Zu Donald und den drei kleinen Neffen sagte Onkel Dagobert eines Abends bekümmert: „Ich werde nicht in den VERY VIP's-Club eingeladen, weil ich kein StatusSymbol besitze, seufz. Was ist das überhaupt?“
„Du mußt etwas Einzigartiges besitzen, was niemand sonst hat,“ erklärten ihm die drei kleinen Neffen wie aus einem Schnabel. „Warum?“ fragte der Onkel naiv. „Weil du durch das Symbol selbst etwas Einzigartiges wirst.“ „Ich bin doch die reichste Ente der Welt.“
„Du bist nur soundsoviel mal reicher als irgendjemand sonst,“ meine Tick respektlos. „Du befindest dich lediglich auf der obersten Position einer Ratioskala. Deine Position ist quantifizierbar, folglich nicht unvergleichlich und daher nicht einzigartig,“ dozierte Trick. „Sie können dich einholen,“ sagte Track kühl, „geldmäßig.“ „Einholen?“ der Onkel erbleichte. „Was kann ich tun, Kinder?“ „Du mußt dir ein berühmtes Gemälde zulegen!“ erklärten die drei weltklugen Neffen, „sowas wie die Mona Lisa.“ So kam es, daß Onkel Dagobert bei Leo Castelli anrief, den er auf irgendeinem Ledersofa kennengelernt hatte. Der New Yorker Galerist sagte, da Vincis seien ausverkauft, aber er könne ihm Andy Warhol empfehlen, der auch sehr gut sei. Also machte sich Onkel Dagobert zu Warhols „factory“ auf. Er hatte beschlossen, sich sein Portrait malen zu lassen. Denn er wollte nicht ein geniales Bild von irgendwas besitzen. Würde er nämlich selbst darauf zu sehen sein, hatte er sich ausgedacht, dann wäre das Gemälde als Statussymbol für alle Zeiten untrennbar mit seiner eigenen Person verbunden. Durch die Unvergleichlichkeit des Gemäldes würde Dagobert Duck als sein Besitzer nicht nur zu Lebzeiten die höchststehende Ente werden, sondern darüber hinaus würde er als gemalter Besitzer in die Ewigkeit eingehen. Wer immer das Gemälde einmal erbte und durch dessen bloßen Besitz zu Status käme: Mr. Mc Duck's Status klebte an dem Gemälde fest. „Ich möchte mir von Ihnen, Meister, ein Statussymbol malen lassen,“ krächzte Duck, als er hereinwatschelte „mein Portrait!“ Warhol grinste auf die gewisse New Yorker Art und ersetzte „Statussymbol“ höflich durch den vornehmeren Ausdruck „Aura". „Aura? Was ist das?“ fragte der Onkel, denn er hatte, um die vielen Dollars zu machen, in der Schule häufig fehlen müssen.

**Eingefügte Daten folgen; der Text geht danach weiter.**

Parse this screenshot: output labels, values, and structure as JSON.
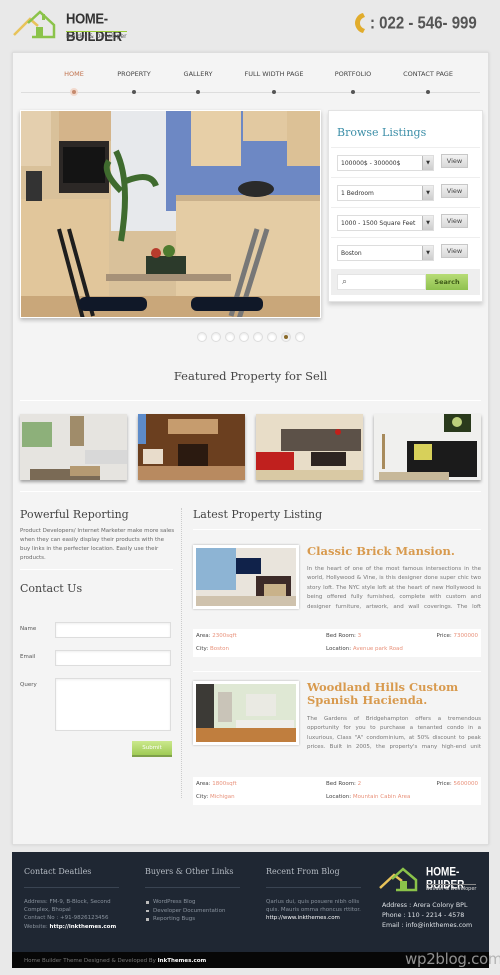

„Eine Aura“ erklärte der Künstler, „ist etwas, das nur andere sehen können … Alles spielt sich ausschließlich in den Augen der anderen ab …“ Als Duck nicht kapierte, sagte er: „Neulich war ich mit meiner ganzen Belegschaft zum Abendessen. Die Leute vom Büro nehmen mich nicht sonderlich ernst, weil sie mich kennen und mich jeden Tag sehen. Aber dann war da noch so ein netter Freund, den einer mitgebracht hatte. Dieser Junge hatte mich noch nie gesehen und konnte es kaum fassen, daß er mit mir zum Abendessen aus war! Die anderen sahen alle mich, er aber sah meine Aura.“
„Aaah,“ sagte Dagobert, „verstehe. Okay, ich nehme die Aura". Andy Warhol musterte die Ente aus seinen entzündeten Augen. „Ich kenne niemanden, von dem ich nicht sagen könnte, sie oder er sei schön … Ich habe noch nie ein häßliches Tier gesehen.“ Da seufzte der Onkel erleichtert. Castelli hatte ihm einmal das Bild von Liz Taylor gezeigt, und verglichen mit Liz Tayler, das mußte er zugeben. Er fragte den Maler, wann er zum „Sitzen“ kommen solle. Warhol sagte, er würde ihn nach einem Comic malen. Als Mr. McDuck den Maler nach einer Woche wieder besuchte, fiel ihm sofort sein Konterfei ins Auge. Aber nicht nur einmal, sondern 30 mal. Außerdem waren alle Portraits quadratisch. „Ich habe nur eins bestellt, ein rechteckiges!“ rief der Onkel. „Ich denke immer,“ erklärte Andy höflich, „daß die Quantität in jedem Fall der beste Maßstab ist … Alles Meisterwerke, weil es immer das gleiche Bild (ist). Ich male gerne auf einem quadratischen Format … Ich glaube nämlich, daß jedes Bild dieselbe Größe und dieselbe Farbe haben sollte, damit sie alle austauschbar sind …“ „Austauschbar?“ rief Duck entsetzt. „… und keiner mehr denkt, er hätte ein besseres oder ein schlechteres Bild …“ „Dieser Castelli hat mich reingelegt", dachte Onkel Dagobert und starrte auf seine grünen Knöpf-Gamaschen. „Und wenn das eine Meisterwerk gut ist, dann sind alle gut,“ sagte Andy zufrieden und rückte seine weiße Perücke zurecht. Onkel Dagobert erklärte mit dem Stöckchen fuchtelnd, er habe ein exklusives Original bestellt, nicht was zum Verwechseln.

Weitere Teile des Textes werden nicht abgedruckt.